The 90s boom may have busted (though signs now show a slow boom-like trend), but not everyone turned collateral damage. The unwashed rich survived, and seem to be thriving.

It is not a phenomena without precedence (is there even such a thing?). But that preview was not post World War II, when a new class of middle class full of hope bred by education expanded in the 1950s. Look back to the late 1880s and into the 1890s and you find a new cache of rich rose, playing havoc upon the class system of American society. It took a depression, well after a war on foreign shores, to erase those rich.

And think. We are now in such a war. Can a depression be far behind?

But I refuse to give into such thoughts. No, this morning has dawned with the crystal blue that winter brings to forget the gray. And my thoughts work more to our dilettante, to what I assume is her own words, unfolding in takes and starts before the world. We are none of us exiles if we can make connections, and what else is this ether of an Internet that connections?

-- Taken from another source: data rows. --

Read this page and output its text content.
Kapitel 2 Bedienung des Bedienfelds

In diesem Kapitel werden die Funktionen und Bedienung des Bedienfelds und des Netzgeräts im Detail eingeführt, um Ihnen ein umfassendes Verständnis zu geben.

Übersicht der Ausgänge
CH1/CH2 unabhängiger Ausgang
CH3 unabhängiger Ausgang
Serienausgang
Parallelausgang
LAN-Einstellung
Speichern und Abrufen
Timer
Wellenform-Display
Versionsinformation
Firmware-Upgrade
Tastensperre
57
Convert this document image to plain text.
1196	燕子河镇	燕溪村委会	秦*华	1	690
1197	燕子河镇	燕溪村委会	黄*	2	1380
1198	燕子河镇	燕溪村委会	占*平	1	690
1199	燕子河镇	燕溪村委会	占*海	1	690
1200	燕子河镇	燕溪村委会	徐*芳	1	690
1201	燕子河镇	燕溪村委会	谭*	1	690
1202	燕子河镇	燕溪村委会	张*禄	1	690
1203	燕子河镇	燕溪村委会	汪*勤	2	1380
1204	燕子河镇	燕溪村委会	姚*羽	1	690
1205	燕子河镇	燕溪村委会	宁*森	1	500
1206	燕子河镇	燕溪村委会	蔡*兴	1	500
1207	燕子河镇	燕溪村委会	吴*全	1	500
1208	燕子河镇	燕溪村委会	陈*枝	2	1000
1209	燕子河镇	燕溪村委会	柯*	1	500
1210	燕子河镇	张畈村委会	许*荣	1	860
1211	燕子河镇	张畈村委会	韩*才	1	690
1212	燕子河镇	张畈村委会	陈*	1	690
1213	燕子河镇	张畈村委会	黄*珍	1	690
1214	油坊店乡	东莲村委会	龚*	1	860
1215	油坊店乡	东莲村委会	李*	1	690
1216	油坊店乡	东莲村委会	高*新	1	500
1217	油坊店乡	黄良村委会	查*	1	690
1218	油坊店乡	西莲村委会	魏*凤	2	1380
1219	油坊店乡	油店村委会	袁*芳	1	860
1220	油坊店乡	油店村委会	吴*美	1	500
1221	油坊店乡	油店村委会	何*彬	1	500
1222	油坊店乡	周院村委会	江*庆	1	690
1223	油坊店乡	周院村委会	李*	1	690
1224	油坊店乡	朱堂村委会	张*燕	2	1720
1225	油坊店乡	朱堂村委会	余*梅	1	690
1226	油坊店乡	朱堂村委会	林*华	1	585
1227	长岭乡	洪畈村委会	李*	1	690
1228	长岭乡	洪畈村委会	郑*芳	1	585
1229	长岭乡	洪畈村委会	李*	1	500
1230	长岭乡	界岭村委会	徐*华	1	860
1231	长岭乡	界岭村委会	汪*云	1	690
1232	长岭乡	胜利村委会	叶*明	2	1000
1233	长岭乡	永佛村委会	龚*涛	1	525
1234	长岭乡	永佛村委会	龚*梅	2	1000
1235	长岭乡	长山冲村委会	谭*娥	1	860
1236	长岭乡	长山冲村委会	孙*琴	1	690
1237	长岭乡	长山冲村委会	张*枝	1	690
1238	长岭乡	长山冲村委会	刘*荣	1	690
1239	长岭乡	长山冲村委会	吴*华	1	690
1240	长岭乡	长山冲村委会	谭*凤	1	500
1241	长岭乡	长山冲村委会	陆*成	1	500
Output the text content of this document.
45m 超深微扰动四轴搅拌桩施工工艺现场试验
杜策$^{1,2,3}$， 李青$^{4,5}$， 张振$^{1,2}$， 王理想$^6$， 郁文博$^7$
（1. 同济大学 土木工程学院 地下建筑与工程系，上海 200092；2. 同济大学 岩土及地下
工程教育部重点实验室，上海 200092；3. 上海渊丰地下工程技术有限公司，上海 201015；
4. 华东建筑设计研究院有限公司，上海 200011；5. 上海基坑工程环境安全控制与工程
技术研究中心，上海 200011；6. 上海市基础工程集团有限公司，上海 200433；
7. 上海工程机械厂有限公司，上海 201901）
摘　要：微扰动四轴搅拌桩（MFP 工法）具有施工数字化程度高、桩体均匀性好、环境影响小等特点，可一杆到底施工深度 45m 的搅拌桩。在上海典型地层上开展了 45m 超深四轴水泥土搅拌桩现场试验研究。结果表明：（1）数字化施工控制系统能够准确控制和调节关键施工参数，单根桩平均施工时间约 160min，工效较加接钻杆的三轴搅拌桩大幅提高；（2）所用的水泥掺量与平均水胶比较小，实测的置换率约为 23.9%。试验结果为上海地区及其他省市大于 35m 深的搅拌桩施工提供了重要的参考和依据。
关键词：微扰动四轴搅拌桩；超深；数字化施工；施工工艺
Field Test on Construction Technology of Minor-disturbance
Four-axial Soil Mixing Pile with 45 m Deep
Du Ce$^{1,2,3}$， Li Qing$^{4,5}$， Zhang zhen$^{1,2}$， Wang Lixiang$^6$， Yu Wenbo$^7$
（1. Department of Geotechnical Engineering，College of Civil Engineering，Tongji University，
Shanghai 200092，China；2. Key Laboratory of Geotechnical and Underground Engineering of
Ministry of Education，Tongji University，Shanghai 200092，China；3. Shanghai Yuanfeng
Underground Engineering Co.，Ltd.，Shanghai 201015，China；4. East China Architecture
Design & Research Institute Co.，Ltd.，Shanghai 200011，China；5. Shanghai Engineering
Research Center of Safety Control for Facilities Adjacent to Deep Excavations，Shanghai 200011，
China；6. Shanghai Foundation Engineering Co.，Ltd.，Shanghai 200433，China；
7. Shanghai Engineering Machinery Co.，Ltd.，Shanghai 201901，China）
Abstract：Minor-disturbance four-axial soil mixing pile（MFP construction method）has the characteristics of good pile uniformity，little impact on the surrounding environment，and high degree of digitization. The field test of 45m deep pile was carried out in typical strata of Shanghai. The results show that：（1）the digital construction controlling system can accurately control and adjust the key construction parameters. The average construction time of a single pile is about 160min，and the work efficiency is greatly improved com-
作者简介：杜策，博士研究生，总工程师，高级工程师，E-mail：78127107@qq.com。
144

So, to an unknown, loudmouth dilettante, I offer:

Her Voice
by Oscar Wilde

The wild bee reels from bough to bough
With his furry coat and his gauzy wing.
Now in a lily-cup, and now
Setting a jacinth bell a-swing,
In his wandering;
Sit closer love: it was here I trow
I made that vow,

Swore that two lives should be like one
As long as the sea-gull loved the sea,
As long as the sunflower sought the sun,—
It shall be, I said, for eternity
’Twixt you and me!
Dear friend, those times are over and done,
Love’s web is spun.

Look upward where the poplar trees
Sway and sway in the summer air,
Here in the valley never a breeze
Scatters the thistledown, but there
Great winds blow fair
From the mighty murmuring mystical seas,
And the wave-lashed leas.

Look upward where the white gull screams,
What does it see that we do not see?
Is that a star? or the lamp that gleams
On some outward voyaging argosy,—
Ah! can it be
We have lived our lives in a land of dreams!
How sad it seems.

Sweet, there is nothing left to say
But this, that love is never lost,
Keen winter stabs the breasts of May
Whose crimson roses burst his frost,
Ships tempest-tossed
Will find a harbour in some bay,
And so we may.

And there is nothing left to do
But to kiss once again, and part,
Nay, there is nothing we should rue,
I have my beauty,—you your Art,
Nay, do not start,
One world was not enough for two
Like me and you.


I'll say nothing of hopes of photo to come, husbandlessness and wealth.